Alongside the harbour quayside in Anstruther, opposite the Fisheries Museum is a 70 foot Fifie herring drifter. She belongs to the museum and is maintained by volunteers who belong to the Museum Boats Club. She is called the Reaper FR 958 (FR for Fraserburgh). A work party was just arriving for their early morning restoration and maintenance work.
The full story is here on the Scottish Fisheries Museum website.
Built by J. & G. Forbes of Sandhaven in 1901, she is 21 metres long and of carvel construction, using larch planking on larch and oak frames. First registered at Fraserburgh in 1902, she operated initially as a sailing lugger with a main dipping lugsail and a mizzen standing lug sail. There would have been a crew of around eight to work the nets which were set at dusk and hauled in at dawn. Once the haul was complete, a swift return to port would ensure the best prices for the earliest-sold catches.
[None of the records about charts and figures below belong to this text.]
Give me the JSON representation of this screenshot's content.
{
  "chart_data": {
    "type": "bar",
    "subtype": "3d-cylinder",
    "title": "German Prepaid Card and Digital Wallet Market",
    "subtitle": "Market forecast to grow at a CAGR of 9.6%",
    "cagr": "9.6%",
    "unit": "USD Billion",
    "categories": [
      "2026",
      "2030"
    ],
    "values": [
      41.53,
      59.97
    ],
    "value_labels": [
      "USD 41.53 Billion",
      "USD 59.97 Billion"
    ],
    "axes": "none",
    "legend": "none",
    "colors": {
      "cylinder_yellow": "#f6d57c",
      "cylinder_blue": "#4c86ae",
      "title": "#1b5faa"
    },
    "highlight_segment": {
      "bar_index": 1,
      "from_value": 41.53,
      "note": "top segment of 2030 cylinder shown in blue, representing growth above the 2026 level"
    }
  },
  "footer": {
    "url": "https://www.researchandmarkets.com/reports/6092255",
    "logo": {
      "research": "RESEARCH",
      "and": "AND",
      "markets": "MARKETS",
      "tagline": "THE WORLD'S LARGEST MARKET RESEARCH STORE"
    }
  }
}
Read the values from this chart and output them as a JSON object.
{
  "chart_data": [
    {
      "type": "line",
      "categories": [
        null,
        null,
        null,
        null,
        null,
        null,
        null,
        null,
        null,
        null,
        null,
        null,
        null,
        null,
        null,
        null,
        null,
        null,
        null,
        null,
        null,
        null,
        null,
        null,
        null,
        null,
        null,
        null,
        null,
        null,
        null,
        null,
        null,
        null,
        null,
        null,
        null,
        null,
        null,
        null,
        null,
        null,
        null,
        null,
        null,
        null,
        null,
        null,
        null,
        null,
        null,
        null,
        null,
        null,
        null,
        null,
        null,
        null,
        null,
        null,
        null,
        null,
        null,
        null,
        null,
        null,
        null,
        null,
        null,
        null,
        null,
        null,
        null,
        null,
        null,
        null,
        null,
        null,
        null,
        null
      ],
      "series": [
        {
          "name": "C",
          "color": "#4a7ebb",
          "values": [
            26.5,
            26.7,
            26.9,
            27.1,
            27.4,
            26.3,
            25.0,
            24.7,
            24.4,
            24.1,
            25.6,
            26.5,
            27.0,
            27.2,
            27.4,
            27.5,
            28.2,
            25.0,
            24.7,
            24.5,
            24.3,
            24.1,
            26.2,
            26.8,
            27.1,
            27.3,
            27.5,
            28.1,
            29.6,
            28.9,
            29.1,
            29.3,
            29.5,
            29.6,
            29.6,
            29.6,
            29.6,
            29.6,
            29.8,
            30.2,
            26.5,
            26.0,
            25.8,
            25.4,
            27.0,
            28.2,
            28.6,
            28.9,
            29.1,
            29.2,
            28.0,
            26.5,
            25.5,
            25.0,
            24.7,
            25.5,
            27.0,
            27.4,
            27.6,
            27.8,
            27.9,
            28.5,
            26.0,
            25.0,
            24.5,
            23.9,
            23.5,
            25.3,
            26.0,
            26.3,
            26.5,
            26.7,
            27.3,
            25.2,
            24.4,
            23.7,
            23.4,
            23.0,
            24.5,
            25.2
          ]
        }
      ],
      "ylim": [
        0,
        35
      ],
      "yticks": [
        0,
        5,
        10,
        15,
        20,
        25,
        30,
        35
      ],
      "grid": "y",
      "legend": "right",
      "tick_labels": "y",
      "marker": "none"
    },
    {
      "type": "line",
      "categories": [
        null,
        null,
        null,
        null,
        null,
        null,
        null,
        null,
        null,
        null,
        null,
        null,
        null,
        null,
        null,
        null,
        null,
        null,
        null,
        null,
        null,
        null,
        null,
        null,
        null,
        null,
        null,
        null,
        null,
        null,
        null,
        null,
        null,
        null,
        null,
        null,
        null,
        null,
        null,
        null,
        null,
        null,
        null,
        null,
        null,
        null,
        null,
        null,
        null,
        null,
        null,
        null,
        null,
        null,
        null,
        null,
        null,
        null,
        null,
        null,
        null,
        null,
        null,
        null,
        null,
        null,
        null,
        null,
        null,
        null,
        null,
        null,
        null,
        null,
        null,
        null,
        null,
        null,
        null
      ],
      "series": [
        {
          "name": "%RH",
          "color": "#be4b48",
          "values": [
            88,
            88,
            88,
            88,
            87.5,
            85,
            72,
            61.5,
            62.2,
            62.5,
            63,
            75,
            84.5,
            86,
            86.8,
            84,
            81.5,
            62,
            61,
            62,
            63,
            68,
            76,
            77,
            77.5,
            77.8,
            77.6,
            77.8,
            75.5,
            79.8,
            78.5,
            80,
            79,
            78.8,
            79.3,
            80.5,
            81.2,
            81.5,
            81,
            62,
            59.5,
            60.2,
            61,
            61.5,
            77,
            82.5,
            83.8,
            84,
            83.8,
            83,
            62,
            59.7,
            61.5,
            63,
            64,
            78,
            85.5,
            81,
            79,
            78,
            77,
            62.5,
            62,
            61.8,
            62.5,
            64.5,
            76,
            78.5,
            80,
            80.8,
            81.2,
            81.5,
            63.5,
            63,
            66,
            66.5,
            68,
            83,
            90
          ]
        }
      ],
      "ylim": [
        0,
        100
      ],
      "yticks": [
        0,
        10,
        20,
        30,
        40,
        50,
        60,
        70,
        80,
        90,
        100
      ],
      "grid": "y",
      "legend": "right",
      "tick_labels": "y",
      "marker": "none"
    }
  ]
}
Reaper later spent many years in Shetland fishing for herring in the summer and she was fitted with an engine between the Wars. During World War II she was requisitioned by the Admiralty and served in the southeast of England, often being used as a barrage balloon mooring. After the war, she resumed fishing in Shetland and continued until 1957.
From 1959 she served the local council as a general purpose cargo boat until the introduction of the roll on-roll off ferries when she was retired from service. [Wikipedia]
Reaper was purchased by the Scottish Fisheries Museum in Anstruther, Fife in 1975 and restored to her traditional sailing configuration as a two-masted sailing lugger, much as she would have appeared when first going to sea in 1902. Renamed Reaper FR958, she is one of the last authentic survivors of this type of vessel, once plentiful on the east coast of Scotland. [Photo and text: Wikipedia]
Listed as part of the National Historic Fleet, Core Collection, she sails regularly in the summer months. [Photo and text: Wikipedia] Here she is at Dunbar on the East Coast of Scotland.